2. Our life experience
Both David and I left home at 17 to go to university (admittedly not overseas, but still we lived far enough from home that a daily commute wasn't possible), and we both experienced significant personal and spiritual growth during those uni years. So, it's normal, and indeed positive, in our experience, to leave home after high school.

3. A holistic view of parenting
Another element is the view of parenting that I've held since the beginning of this journey: kids don't complete me. Yes, I wanted to be a mother very strongly. But my boys aren't my main purpose for living and they certainly aren't the centre of my world. At times that view has made parenting hard, as I've struggled to focus on them instead of other things that have been going on, but in general, it's given me a more holistic view of the role that kids have in my life. 

4. Parenting goal
I have also held strongly to the view that my main job as a parent is to raise a child who will eventually leave home as an independent adult, able to contribute positively to society. As I see that happening, I realise that I'm achieving my goal, even if letting go of them hurts. My goal for my boys isn't that they give me joy by being close by.

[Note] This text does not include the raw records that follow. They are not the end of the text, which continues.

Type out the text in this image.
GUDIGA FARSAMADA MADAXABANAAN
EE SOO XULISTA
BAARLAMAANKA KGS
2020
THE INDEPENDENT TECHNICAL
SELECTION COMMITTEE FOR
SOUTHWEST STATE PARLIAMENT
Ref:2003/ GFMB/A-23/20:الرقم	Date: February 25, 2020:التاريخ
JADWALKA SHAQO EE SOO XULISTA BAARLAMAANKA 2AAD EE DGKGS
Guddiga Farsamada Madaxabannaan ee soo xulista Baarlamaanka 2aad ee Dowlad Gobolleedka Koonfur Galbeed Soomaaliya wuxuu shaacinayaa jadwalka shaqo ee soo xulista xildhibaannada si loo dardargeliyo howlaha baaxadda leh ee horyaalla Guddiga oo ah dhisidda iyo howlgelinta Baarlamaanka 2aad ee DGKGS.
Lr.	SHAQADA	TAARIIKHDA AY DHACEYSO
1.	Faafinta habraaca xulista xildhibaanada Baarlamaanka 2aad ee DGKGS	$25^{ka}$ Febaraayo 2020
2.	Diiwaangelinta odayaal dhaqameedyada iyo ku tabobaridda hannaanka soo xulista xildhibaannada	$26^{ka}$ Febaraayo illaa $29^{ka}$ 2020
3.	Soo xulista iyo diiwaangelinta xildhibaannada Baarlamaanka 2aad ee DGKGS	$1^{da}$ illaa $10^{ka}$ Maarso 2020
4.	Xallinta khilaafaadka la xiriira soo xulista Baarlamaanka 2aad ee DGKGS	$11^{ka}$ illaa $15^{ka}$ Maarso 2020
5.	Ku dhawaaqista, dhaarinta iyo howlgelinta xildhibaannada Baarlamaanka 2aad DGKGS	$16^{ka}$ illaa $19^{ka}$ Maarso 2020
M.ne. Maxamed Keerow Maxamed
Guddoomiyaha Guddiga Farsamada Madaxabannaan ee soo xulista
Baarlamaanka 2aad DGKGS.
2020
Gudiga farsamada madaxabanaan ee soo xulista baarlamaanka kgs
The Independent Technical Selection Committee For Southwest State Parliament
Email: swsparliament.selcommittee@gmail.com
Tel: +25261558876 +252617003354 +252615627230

Wow, I hadn't thought that I had all these reasons. It's been useful to write it out (but believe me, if this were in ink, this would be about the 25th draft, I've made so many changes as I've written!)

Another element is that we knew we were going back to Australia in July, so it wasn't a whole-year farewell (though it felt that way). We didn't actually see as much of him in Australia as we'd expected. But that was a good thing too: we could see that he had a life. He had friends, things to do, and commitments to keep. All good stuff. Indeed, he is well on his way to becoming that independent adult that was our goal all along—so satisfying. And, in letting him go, we're getting the joy that we wouldn't have received if we'd clutched him to ourselves.

Nevertheless, we say goodbye again on Saturday. This time it could be a 10-month farewell. We're not planning to be back in Australia any time soon, but perhaps he'll be back here for Christmas?

However, this time, though it will be sad, it will be just a little easier, because we know he's got a life to return to in Australia and that we've coped without him in our daily lives during the last year.